Julie: I don't think our clients had any idea how much we were experimenting on them. We were building the business while I was getting my MBA. I'd go to a class with Professor Sully Taylor and then run to a client meeting in the afternoon and use what I had learned. And then the client would pose a challenge and I'd run back to class and say, what about this? It was the most stimulating learning lab. It was learning on steroids.
How do you stay connected with the school?
Julie: We help with the orientation of new MBA students each year. We do a half day workshop on the principles of improvisation to help them collaborate with groups and teams and to help them connect with each other and start to build a learning community. I've also taught classes on organizational change, and Brad has taught organizational behavior.
Brad: I'm pretty deeply connected because my wife and I have both worked at the business school and my kids go to Portland State's Helen Gordon Child Development Center. It's also true that you meet people who have a connection to the business school almost constantly, whether they have an MBA or have just taken a few courses. There seems to be about a one degree of separation thing in Portland when it comes to PSU.
When I think about who around town do I want to reach out and get advice from, I think about people like Scott and Ellen West and Tom Gillpatrick and Jeanne Enders and Earl Molander. Portland State is still a great resource for us.
How did you get the idea for The Deeper, Funner Facilitation Cookbook?
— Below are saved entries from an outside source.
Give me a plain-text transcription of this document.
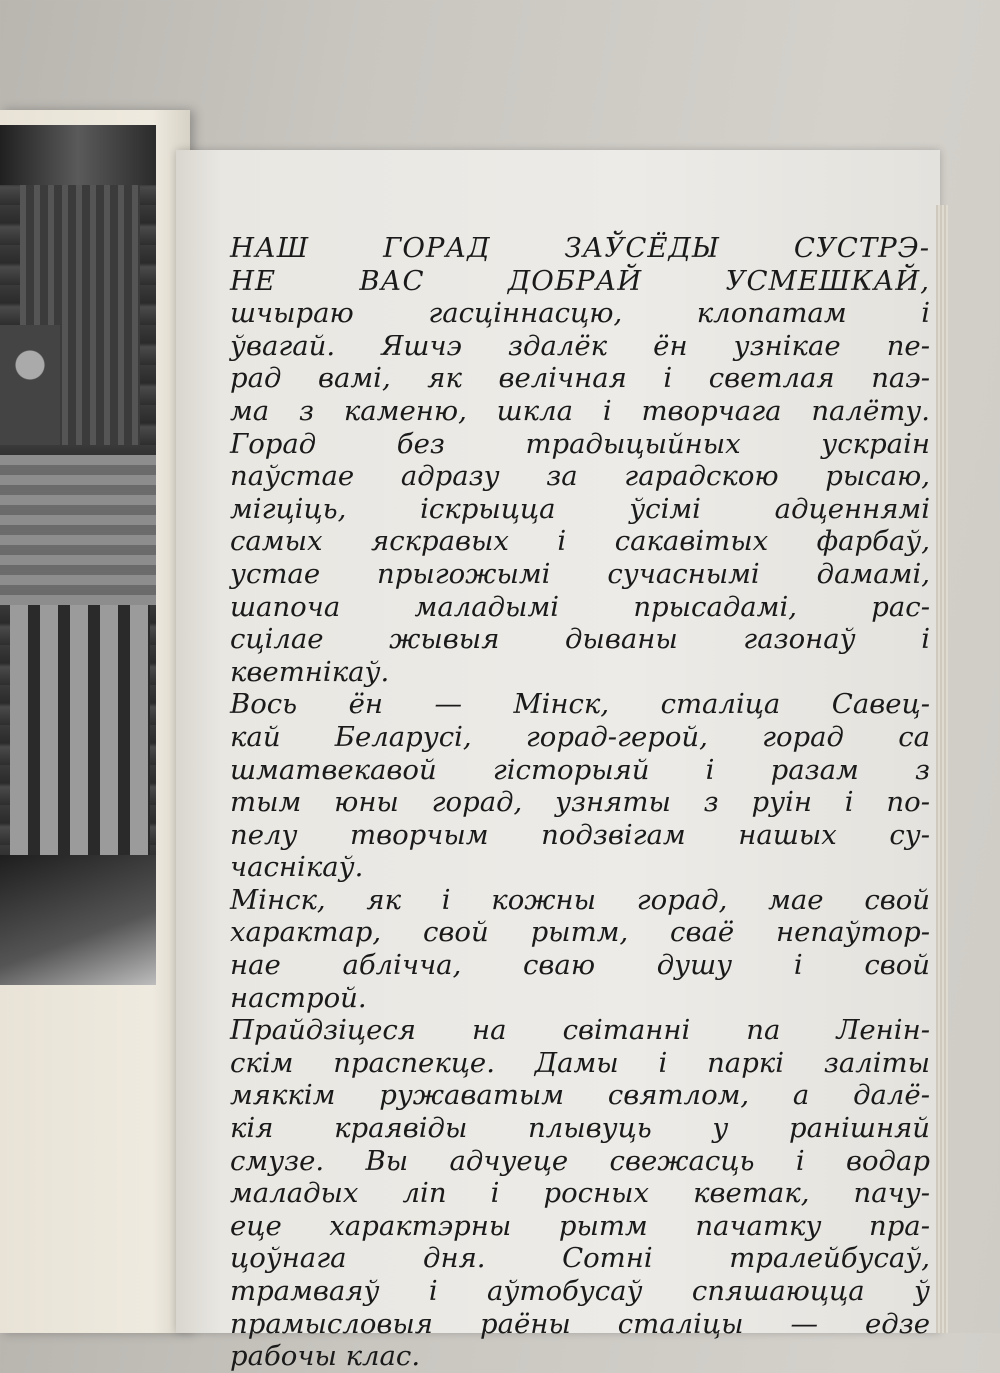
НАШ ГОРАД ЗАЎСЁДЫ СУСТРЭ-
НЕ ВАС ДОБРАЙ УСМЕШКАЙ,
шчыраю гасціннасцю, клопатам і
ўвагай. Яшчэ здалёк ён узнікае пе-
рад вамі, як велічная і светлая паэ-
ма з каменю, шкла і творчага палёту.
Горад без традыцыйных ускраін
паўстае адразу за гарадскою рысаю,
мігціць, іскрыцца ўсімі адценнямі
самых яскравых і сакавітых фарбаў,
устае прыгожымі сучаснымі дамамі,
шапоча маладымі прысадамі, рас-
сцілае жывыя дываны газонаў і
кветнікаў.
Вось ён — Мінск, сталіца Савец-
кай Беларусі, горад-герой, горад са
шматвекавой гісторыяй і разам з
тым юны горад, узняты з руін і по-
пелу творчым подзвігам нашых су-
часнікаў.
Мінск, як і кожны горад, мае свой
характар, свой рытм, сваё непаўтор-
нае аблічча, сваю душу і свой
настрой.
Прайдзіцеся на світанні па Ленін-
скім праспекце. Дамы і паркі заліты
мяккім ружаватым святлом, а далё-
кія краявіды плывуць у ранішняй
смузе. Вы адчуеце свежасць і водар
маладых ліп і росных кветак, пачу-
еце характэрны рытм пачатку пра-
цоўнага дня. Сотні тралейбусаў,
трамваяў і аўтобусаў спяшаюцца ў
прамысловыя раёны сталіцы — едзе
рабочы клас.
Julie: In 2002, one of our clients, Wieden + Kennedy, asked us to teach them some of the tools we use with groups so they could use these with their clients. We said what we usually say: Let's try it! We'd never taught that sort of workshop, but realized that after experimenting with improv-based facilitation approaches for a number of years, we knew quite a bit about what makes presentations and meetings high-impact. As more clients asked for this, we began to write it down and what began as a 20-page article turned into this book (available through Amazon.com). It's now the basis for many of our workshops, and extremely well received. Scott Dawson wrote a blurb for the cover, so it must be good!